Back to the financial piece for full disclosure: Keep in mind that she will be charging once she’s satisfied with the results of the trials.  But this post isn’t a sales call.  It’s simply to state where I am and that she has two other people in her clinical trial and is working on them.   And before you think this is as quick as tapping your heels and wishing yourself home, this is no short process.  It took us 4-5 sessions within the first month to eradicate the pathogens and another 5 sessions to clean up junk and damage (i.e., in my case: poor lymphatic drainage that impeded removal of toxins) that the body has accumulated due to Lyme and coinfections.  So, you have to know that it will be at least two months before you begin to feel confident that you don’t have Lyme anymore.

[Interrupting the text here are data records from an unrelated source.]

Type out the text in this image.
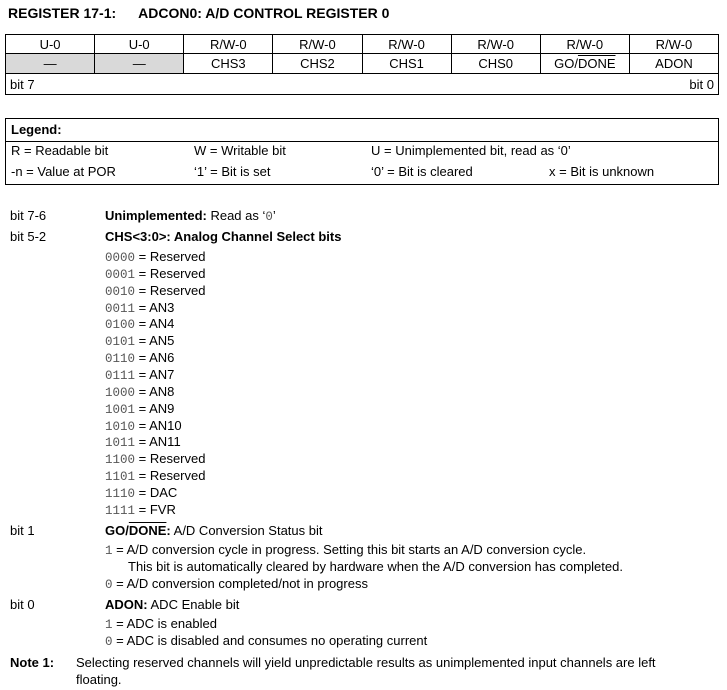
REGISTER 17-1: ADCON0: A/D CONTROL REGISTER 0
U-0	U-0	R/W-0	R/W-0	R/W-0	R/W-0	R/W-0	R/W-0
—	—	CHS3	CHS2	CHS1	CHS0	GO/DONE	ADON
bit 7 bit 0							
Legend:
R = Readable bit	W = Writable bit	U = Unimplemented bit, read as ‘0’
-n = Value at POR	‘1’ = Bit is set	‘0’ = Bit is cleared	x = Bit is unknown
bit 7-6	Unimplemented: Read as ‘0’
bit 5-2	CHS<3:0>: Analog Channel Select bits
0000 = Reserved
0001 = Reserved
0010 = Reserved
0011 = AN3
0100 = AN4
0101 = AN5
0110 = AN6
0111 = AN7
1000 = AN8
1001 = AN9
1010 = AN10
1011 = AN11
1100 = Reserved
1101 = Reserved
1110 = DAC
1111 = FVR
bit 1	GO/DONE: A/D Conversion Status bit
1 = A/D conversion cycle in progress. Setting this bit starts an A/D conversion cycle.
This bit is automatically cleared by hardware when the A/D conversion has completed.
0 = A/D conversion completed/not in progress
bit 0	ADON: ADC Enable bit
1 = ADC is enabled
0 = ADC is disabled and consumes no operating current
Note 1: Selecting reserved channels will yield unpredictable results as unimplemented input channels are left
floating.
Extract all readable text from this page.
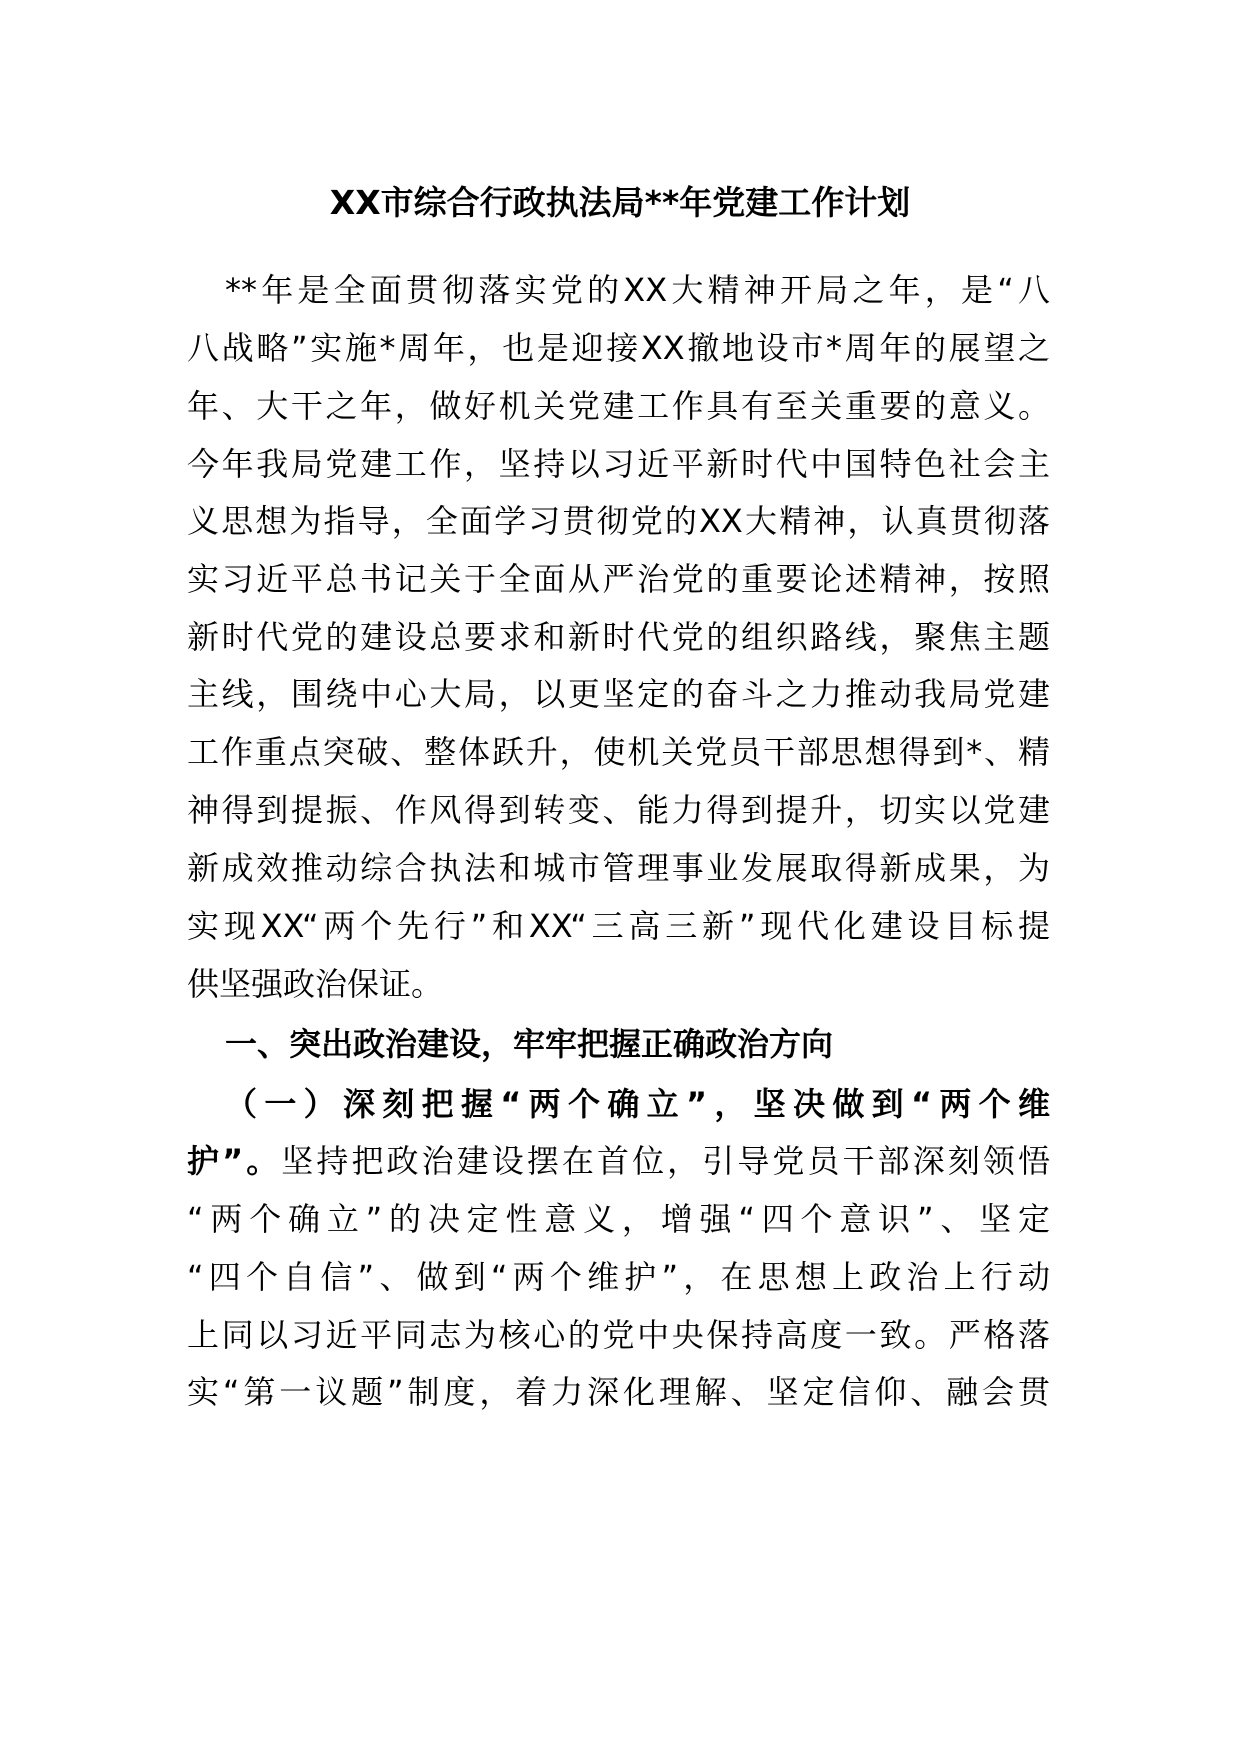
XX市综合行政执法局**年党建工作计划
**年是全面贯彻落实党的XX大精神开局之年，是“八
八战略”实施*周年，也是迎接XX撤地设市*周年的展望之
年、大干之年，做好机关党建工作具有至关重要的意义。
今年我局党建工作，坚持以习近平新时代中国特色社会主
义思想为指导，全面学习贯彻党的XX大精神，认真贯彻落
实习近平总书记关于全面从严治党的重要论述精神，按照
新时代党的建设总要求和新时代党的组织路线，聚焦主题
主线，围绕中心大局，以更坚定的奋斗之力推动我局党建
工作重点突破、整体跃升，使机关党员干部思想得到*、精
神得到提振、作风得到转变、能力得到提升，切实以党建
新成效推动综合执法和城市管理事业发展取得新成果，为
实现XX“两个先行”和XX“三高三新”现代化建设目标提
供坚强政治保证。
一、突出政治建设，牢牢把握正确政治方向
（一）深刻把握“两个确立”，坚决做到“两个维
护”。坚持把政治建设摆在首位，引导党员干部深刻领悟
“两个确立”的决定性意义，增强“四个意识”、坚定
“四个自信”、做到“两个维护”，在思想上政治上行动
上同以习近平同志为核心的党中央保持高度一致。严格落
实“第一议题”制度，着力深化理解、坚定信仰、融会贯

As a side note, I’ll give you another few testimonies that are not Lyme related.  Since she’s learned this technique (a teachable skill which I’m learning to do), I go to her now for everything, the flu, headache, etc.  I started to get a cold sore, could feel it coming on, asked her within 5 mintues to take care of it, she worked on it for 10 minutes and it never surfaced.  My psoriosis on my left hand and foot is 99% gone and healing rapidly- it has persisted since last summer, and didn’t begin final healing until we worked on treating the fungus and mold.   I started to get the flu this morning, with body aches (that are different than Lyme body aches) and swollen glands.  She worked on me for 15 minutes, I took a hot bath and the body aches were gone by the time I got to her house for Thanksgiving dinner today.

So.  I know how this sounds.  But you get to decide what you want to do with this information.  Take a look at the rest of my blog.  Look at all the other things I’ve tried.  You can now contact me at quantumcommand@Gmail.com where I can work with you one on one with this disease.

I can tell you that my life is freer today than its ever been and the Lyme is GONE.   I’ve tried everything.  But this is the only thing that has worked.

So call me crazy.  But I call myself cured.